I thought we were going to have a breakthrough with Aunt Kenny when she started dating Bad Bunny, but she is still uncooperative. She doesn’t want him on the show and she won’t do the cover of Vogue with him. This level of privacy is disgusting.
Last week, Auntie Kylie unexpectedly popped up at my office to apologize for her behavior. I was suspicious, but I told her, “First of all, don’t ever come here unannounced. The proper protocol is to request a meeting through the Malikas. They have full access to my calendar. Secondly, apology accepted.”
After I let her bore me with a bizarre story about how she thinks Norman is Sammy Davis Jr. reincarnated because Norman’s favorite song is Mr.

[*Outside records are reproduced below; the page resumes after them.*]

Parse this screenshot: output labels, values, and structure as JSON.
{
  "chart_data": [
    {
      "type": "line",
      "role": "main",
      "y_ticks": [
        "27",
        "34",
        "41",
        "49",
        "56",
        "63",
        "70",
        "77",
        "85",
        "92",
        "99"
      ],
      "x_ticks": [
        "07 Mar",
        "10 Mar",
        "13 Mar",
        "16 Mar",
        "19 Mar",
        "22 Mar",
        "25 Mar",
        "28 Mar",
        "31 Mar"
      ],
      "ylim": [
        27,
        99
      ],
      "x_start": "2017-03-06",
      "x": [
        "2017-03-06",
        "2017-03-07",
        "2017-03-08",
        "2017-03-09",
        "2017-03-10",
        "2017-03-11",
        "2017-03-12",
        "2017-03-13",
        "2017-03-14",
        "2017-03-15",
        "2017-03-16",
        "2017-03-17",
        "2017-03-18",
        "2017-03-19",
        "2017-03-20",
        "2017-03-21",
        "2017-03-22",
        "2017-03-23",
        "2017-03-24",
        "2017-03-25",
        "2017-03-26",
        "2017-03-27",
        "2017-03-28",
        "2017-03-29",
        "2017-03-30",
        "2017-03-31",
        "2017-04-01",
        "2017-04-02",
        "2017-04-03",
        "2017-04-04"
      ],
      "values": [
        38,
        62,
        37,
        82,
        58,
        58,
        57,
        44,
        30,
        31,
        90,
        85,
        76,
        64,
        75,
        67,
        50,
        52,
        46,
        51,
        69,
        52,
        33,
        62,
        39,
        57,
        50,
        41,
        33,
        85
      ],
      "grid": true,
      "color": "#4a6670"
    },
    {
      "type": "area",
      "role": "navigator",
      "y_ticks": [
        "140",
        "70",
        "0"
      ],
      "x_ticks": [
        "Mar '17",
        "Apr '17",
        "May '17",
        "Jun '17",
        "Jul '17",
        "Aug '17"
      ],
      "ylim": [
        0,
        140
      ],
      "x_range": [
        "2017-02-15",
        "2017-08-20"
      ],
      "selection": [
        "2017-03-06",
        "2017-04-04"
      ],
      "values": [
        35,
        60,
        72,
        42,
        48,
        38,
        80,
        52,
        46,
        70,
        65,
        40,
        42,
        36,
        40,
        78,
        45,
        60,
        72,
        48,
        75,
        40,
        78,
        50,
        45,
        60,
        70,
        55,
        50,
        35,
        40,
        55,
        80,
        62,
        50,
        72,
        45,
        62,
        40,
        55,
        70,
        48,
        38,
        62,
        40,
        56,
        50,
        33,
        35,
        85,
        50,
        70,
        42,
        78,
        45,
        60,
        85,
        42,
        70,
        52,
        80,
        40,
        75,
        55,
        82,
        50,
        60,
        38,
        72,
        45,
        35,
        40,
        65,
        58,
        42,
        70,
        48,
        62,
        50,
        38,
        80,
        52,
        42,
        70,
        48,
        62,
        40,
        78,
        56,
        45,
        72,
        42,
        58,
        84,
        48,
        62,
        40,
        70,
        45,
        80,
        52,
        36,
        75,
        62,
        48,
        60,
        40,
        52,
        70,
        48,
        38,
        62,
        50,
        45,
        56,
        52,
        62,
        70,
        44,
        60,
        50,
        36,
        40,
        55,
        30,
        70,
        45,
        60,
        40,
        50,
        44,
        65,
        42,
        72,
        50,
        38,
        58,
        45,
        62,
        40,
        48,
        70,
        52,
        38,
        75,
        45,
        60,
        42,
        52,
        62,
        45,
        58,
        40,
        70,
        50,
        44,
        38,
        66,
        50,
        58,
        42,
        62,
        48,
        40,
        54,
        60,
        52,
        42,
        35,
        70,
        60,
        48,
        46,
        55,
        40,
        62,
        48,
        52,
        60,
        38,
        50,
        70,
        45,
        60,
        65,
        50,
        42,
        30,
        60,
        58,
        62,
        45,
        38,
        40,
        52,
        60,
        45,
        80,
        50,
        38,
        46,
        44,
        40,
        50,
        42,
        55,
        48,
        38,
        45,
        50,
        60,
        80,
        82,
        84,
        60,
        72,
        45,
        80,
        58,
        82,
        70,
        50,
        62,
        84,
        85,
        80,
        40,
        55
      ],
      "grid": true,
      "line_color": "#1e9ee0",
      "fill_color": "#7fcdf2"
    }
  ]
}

Bojangles, I asked her to tell me why she really came to my office. As I expected, she wanted something.
Kris was pressuring Auntie Kylie to go public with Timothée Chalamet before season 4 of the show airs. Auntie Kylie saw how I successfully executed Aunt Kourt’s pregnancy announcement at the Blink-182 concert and she wanted my help.
I have a soft spot for a good PR moment, so I was on board. I also planned to charge her an insanely high consulting fee.
Concerts had proven to be the perfect place for a publicity stunt so I arranged for Auntie and Timothée to go public at the greatest show on Earth: Beyoncé’s Renaissance concert on Beyoncé’s birthday. My own genius scares me sometimes.
Then, in the months following the couples’ debut, we will release the new Willy Wonka collection for Kylie Cosmetics, which will include a limited-edition lip kit. Because this was all my idea and I was extremely inconvenienced, I will require 30% of the total gross revenue from the collection.
My lawyers drew up the paperwork, she signed, and I went to work.
Since I was already planning on attending the concert, I had the Malikas include Auntie Kylie and Timothée in my arrangements for the night. I placed them in the VIP Box, which was highly visible to the entire arena so everyone could see them.
These two went viral before Beyoncé could do the Mute Challenge. Another job well done.
The next day my team and I celebrated with bagels at the staff meeting. I even let them tell me what they did last weekend (that was hard to sit through).
I think I’ll treat myself to an office remodel with the money I’ll make from the Willy Wonka collection.